Premier film, et film choc de Bellocchio, Les poings dans les poches est un huit clos mettant en scène dans une bourgade retirée du nord de l'Italie une famille dont les membres souffrent tous ou presque, à une échelle variable, de troubles physiques et/ou mentaux.
Le titre renvoie d'emblée à la frustration habitant le protagoniste, Alessandro, qui retient toute la rage accumulée dans ses poings fermés, jusqu'à au point où il explose dans des accès de colère irrépressibles. Ce qui déroute le spectateur, c'est la futilité des mobiles des crimes (Par simple amour du gain? Par égoïsme? Par lassitude de la famille? Par soif de mal, pur désir de destruction, instinct de mort, volonté de renverser l'ordre établi?) qu'il commettra ainsi que la cruelle froideur (la scène horripilante de la salle de bains - avec l'émail de la baignoire, la blancheur du savon dans l'eau et les mains de Sandro - participe à cette sensation) avec laquelle il s’exécutera.
Dans une mise en scène magnifique, où chaque plan a été soigneusement réfléchi, les corps s'interpellent, se bousculent, s'enlacent, crient, pleurent, … emportés malgré eux dans une folie qui croît progressivement jusqu'au paroxysme de la crise finale, magnifiquement filmée, dans une caméra se distordant à l'image du personnage, l'accompagnant au sol en plongée dans son vertige démentiel.
La démence caractérise donc ces personnages, de Leone le frère attardé (consanguinité?) à la mère aveugle en passant par la parfois trop frivole Giulia ou Alessandro pris de crises d'épilepsies et de pulsions incontrôlées. Ce dernier surtout, en jeune adulte, évolue toujours dans l'espace du *bord*: du dehors (avec le précipice), mais surtout du dedans (frôlant toujours la folie, l'inceste, le meurtre, la mort, … et y sombrant parfois comme dans un gouffre ). La scène de l'enterrement de la mère mise en bière est hautement symbolique: comme un enfant, il saute d'un côté à l'autre du cercueil comme pour défier la mort avec laquelle il s'amuse (il dira d'ailleurs qu'un jour tout sera comme avant - c'est-à-dire que les morts reviendront – dans un déni du réel qui prouve son insouciance juvénile). Le seul personnage qui ne semble pas atteint de ces symptômes cliniques est Augusto, l'aîné. A la mort de sa mère, il essaiera d'échapper au piège de cette maison qui défaille mais sera rattrapé par le poids de la famille et s'y installera finalement avec Lucia, sa fiancée.
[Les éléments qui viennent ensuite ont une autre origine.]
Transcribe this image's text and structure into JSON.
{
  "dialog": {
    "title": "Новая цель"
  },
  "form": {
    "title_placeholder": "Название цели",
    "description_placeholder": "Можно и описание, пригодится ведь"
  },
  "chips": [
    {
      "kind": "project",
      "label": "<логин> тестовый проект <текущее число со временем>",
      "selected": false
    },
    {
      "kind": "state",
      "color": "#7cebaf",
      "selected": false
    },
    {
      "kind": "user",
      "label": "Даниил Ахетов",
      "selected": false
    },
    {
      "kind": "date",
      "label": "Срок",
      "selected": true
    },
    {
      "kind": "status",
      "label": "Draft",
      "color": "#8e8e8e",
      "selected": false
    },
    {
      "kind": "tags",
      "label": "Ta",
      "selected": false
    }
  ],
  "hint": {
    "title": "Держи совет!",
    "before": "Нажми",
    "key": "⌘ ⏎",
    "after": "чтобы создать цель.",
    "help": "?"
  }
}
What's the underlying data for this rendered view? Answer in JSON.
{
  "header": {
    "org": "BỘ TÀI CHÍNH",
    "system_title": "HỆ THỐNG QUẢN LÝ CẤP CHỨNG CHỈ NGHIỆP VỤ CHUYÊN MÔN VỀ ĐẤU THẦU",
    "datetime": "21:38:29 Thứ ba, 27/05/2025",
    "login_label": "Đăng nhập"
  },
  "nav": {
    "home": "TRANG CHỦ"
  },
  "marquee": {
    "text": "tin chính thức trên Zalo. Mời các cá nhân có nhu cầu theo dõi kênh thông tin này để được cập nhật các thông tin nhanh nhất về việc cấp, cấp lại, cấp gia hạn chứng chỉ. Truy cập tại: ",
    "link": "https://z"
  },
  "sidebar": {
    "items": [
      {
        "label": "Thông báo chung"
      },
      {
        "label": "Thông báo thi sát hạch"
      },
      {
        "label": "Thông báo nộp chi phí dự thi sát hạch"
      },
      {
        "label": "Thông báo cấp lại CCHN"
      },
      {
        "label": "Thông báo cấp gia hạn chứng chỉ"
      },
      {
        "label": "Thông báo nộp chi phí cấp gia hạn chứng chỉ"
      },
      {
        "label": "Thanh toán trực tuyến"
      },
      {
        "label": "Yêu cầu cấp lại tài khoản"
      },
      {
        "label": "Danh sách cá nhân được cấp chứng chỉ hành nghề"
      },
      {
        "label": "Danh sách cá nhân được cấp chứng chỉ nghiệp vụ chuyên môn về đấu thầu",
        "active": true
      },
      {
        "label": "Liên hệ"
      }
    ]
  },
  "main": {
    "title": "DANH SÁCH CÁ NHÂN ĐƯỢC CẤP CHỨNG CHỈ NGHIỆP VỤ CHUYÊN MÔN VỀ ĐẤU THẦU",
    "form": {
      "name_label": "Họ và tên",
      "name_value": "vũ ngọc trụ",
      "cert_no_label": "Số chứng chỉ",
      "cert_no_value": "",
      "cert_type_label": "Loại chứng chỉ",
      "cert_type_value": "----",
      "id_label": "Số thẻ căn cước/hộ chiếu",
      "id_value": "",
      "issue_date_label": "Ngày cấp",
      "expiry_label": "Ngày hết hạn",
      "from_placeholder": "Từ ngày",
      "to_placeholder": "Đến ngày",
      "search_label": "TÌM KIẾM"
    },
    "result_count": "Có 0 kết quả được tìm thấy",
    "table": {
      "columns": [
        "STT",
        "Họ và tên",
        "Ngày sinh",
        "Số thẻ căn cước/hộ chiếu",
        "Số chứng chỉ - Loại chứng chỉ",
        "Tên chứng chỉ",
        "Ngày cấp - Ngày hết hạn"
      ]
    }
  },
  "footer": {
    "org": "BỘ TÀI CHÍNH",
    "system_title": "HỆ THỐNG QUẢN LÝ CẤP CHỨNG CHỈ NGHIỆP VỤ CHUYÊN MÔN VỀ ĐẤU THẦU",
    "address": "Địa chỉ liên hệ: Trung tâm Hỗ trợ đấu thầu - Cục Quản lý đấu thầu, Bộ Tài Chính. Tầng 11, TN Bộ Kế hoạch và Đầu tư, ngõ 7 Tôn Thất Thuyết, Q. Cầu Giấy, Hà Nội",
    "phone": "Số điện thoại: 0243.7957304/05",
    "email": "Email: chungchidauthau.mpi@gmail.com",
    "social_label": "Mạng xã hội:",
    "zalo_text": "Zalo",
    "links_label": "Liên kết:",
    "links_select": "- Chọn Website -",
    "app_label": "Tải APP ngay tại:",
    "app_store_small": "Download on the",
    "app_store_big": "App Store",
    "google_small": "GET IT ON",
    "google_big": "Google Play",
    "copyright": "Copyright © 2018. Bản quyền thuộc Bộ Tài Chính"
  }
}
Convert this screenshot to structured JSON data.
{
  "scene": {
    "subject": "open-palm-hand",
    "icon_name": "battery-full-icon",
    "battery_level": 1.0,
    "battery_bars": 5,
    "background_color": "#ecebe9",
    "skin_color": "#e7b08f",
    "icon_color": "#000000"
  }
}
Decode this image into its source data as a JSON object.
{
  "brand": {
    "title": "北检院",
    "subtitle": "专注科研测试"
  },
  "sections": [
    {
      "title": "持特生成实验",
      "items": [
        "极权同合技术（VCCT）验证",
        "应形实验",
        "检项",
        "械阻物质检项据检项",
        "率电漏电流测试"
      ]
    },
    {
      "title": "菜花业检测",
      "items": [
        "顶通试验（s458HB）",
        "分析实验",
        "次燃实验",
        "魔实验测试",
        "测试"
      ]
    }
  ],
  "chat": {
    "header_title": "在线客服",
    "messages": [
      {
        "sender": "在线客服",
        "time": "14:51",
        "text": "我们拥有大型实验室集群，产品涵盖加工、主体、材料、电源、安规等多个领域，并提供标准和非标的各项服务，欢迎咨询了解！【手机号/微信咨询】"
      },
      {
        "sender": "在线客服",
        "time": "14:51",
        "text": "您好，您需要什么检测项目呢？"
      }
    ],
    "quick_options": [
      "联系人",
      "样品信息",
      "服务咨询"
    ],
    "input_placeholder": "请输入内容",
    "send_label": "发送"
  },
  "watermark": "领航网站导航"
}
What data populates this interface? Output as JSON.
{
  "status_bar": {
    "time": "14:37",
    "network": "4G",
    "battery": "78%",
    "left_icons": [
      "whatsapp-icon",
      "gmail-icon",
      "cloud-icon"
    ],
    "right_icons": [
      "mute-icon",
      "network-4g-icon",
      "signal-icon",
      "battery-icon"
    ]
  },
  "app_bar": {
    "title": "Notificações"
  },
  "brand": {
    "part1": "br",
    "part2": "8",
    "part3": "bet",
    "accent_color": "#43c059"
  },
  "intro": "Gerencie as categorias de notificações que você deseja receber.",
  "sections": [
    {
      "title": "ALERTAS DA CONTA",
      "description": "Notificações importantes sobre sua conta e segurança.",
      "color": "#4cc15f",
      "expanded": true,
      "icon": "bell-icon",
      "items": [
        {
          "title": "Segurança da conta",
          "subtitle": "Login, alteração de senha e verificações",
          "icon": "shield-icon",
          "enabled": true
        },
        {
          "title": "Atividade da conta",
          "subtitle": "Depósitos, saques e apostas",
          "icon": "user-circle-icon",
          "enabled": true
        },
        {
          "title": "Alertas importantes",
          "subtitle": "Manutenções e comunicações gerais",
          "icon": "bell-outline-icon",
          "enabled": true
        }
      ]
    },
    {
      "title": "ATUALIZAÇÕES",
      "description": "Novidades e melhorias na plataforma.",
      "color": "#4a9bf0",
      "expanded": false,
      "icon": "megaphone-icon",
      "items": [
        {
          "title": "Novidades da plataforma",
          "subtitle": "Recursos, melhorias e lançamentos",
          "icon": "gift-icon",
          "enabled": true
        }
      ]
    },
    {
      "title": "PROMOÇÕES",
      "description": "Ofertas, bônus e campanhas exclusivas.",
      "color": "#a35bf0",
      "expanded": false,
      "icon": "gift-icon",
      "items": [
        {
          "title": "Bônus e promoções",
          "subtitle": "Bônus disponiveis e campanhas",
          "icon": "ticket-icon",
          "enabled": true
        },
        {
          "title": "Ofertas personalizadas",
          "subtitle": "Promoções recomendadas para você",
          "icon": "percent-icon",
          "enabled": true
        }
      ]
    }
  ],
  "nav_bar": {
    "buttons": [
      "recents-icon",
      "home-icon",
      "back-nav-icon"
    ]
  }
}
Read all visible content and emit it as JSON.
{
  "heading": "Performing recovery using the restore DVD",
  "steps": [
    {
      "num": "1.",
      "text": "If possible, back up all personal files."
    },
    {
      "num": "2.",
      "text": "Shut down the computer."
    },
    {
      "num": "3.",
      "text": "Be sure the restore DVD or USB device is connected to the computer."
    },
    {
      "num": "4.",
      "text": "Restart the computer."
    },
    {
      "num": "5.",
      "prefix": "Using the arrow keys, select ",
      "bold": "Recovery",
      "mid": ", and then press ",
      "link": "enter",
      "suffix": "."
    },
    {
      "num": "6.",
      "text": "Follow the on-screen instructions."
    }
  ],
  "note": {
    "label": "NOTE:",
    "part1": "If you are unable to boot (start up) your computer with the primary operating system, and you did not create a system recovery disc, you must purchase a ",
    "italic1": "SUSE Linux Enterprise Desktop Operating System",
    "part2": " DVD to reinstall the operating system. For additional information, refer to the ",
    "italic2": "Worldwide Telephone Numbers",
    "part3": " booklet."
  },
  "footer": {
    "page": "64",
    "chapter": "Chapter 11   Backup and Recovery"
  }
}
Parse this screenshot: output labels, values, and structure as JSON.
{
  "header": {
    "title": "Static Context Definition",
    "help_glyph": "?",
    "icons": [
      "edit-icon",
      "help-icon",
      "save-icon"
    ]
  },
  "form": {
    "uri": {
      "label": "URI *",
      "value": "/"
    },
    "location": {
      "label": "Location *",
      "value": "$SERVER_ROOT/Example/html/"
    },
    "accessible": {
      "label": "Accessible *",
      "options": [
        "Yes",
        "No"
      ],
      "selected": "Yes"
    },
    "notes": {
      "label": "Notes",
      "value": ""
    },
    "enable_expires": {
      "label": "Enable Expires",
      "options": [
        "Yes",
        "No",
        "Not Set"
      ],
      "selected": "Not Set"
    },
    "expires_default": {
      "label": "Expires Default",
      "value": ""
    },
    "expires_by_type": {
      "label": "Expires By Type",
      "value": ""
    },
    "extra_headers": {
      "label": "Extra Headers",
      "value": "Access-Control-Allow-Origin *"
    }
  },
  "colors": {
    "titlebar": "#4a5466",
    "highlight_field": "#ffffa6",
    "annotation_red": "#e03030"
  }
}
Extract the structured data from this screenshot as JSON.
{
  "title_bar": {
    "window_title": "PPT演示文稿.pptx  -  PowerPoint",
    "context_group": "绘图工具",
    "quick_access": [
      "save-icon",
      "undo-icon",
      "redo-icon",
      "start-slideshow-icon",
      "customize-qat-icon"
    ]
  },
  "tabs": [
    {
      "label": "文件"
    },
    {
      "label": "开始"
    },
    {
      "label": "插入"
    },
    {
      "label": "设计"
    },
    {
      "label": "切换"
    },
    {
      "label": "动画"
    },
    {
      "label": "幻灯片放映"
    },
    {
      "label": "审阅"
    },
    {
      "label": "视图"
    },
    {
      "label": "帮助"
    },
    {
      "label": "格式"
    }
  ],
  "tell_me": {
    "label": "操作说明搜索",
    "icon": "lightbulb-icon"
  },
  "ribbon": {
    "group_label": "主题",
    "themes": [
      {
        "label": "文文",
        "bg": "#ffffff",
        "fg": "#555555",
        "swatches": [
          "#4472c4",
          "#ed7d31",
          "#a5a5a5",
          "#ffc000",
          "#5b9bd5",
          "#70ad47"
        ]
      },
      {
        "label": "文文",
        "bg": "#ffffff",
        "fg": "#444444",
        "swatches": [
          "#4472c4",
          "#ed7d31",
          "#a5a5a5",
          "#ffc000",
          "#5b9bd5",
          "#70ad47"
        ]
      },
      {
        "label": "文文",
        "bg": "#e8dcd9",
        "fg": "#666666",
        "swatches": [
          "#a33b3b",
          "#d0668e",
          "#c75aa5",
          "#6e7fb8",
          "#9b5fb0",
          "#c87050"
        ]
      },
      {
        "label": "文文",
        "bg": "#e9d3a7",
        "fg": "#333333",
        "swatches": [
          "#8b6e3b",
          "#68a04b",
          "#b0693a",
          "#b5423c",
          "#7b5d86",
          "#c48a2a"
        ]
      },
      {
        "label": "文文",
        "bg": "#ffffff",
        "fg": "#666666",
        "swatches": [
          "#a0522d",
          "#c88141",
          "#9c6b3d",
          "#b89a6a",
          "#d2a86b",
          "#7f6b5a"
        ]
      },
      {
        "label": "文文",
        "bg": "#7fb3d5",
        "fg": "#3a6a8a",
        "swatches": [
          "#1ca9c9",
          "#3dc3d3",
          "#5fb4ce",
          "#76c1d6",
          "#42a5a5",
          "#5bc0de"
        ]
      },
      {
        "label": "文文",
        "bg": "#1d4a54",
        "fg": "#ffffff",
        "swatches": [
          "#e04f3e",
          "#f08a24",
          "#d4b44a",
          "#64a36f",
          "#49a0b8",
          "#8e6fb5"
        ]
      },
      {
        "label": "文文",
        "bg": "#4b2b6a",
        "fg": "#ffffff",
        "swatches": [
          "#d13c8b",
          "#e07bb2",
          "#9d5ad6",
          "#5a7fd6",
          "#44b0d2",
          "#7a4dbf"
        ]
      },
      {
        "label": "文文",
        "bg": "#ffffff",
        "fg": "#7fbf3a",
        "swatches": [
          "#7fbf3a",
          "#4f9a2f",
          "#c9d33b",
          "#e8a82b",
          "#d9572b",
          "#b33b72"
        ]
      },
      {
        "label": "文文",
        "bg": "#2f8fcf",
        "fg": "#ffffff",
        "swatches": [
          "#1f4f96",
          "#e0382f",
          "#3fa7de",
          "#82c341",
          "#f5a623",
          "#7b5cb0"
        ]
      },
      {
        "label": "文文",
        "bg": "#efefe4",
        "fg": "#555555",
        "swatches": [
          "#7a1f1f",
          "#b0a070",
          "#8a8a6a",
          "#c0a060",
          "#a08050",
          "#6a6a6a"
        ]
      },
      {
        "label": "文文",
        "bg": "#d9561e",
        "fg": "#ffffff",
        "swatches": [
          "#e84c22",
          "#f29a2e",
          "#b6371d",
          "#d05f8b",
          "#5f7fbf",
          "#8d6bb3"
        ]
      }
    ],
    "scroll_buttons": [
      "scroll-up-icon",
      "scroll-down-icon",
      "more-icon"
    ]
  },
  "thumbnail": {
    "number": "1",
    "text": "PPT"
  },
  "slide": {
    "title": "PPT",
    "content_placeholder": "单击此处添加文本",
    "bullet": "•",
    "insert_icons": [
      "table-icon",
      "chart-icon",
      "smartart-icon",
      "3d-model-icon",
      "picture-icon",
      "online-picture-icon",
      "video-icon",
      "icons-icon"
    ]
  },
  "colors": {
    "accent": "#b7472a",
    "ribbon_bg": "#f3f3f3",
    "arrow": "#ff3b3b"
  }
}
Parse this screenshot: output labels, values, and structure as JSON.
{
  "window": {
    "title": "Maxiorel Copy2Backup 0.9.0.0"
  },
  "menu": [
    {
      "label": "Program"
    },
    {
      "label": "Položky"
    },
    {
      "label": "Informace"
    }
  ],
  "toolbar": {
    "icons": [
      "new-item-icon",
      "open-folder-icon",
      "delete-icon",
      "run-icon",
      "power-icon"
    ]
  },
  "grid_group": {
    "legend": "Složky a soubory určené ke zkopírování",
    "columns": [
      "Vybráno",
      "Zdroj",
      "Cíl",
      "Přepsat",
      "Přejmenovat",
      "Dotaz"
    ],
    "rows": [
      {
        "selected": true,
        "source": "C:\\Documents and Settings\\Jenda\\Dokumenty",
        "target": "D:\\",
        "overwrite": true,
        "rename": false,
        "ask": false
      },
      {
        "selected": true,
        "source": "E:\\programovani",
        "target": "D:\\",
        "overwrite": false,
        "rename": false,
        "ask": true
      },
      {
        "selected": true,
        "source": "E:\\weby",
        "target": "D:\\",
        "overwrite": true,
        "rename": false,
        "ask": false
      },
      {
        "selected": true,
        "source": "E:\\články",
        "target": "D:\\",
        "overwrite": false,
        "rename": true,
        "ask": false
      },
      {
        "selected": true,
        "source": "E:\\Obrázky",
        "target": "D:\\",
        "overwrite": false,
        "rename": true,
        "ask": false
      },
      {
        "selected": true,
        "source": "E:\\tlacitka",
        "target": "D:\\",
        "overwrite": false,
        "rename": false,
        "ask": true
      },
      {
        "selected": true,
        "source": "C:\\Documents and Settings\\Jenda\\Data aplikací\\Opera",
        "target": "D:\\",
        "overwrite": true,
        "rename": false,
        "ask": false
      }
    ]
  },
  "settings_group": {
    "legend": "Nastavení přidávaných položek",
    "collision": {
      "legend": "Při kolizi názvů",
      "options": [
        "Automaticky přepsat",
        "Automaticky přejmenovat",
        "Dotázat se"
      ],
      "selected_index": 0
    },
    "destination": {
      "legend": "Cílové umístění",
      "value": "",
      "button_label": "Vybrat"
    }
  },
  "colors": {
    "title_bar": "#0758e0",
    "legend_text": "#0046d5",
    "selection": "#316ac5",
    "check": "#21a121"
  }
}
C'est donc dans un espace principalement fermé, ne connaissant pas de réelles issues (même le lieu où ils s'amusent et dansent est clos) qu'ils se meuvent, tragiquement liés aux leurs. Si aucune porte ne leur est permise, il se trouve que même le village n'offre aucune solution puisque, comme le dit Sandro, il se trouve «condamné à consumer [s]a jeunesse dans ce pays de sauvages».
D'une beauté effrayante et aussi glaciale que la saison où se déroule le récit (l'hiver, sa neige), *Les poings dans les poches* est un chef d'oeuvre de Bellochio qui rappele par son renversement des règles *The servant* de Pinter sorti deux ans avant ou par son esthétique le grand Visconti.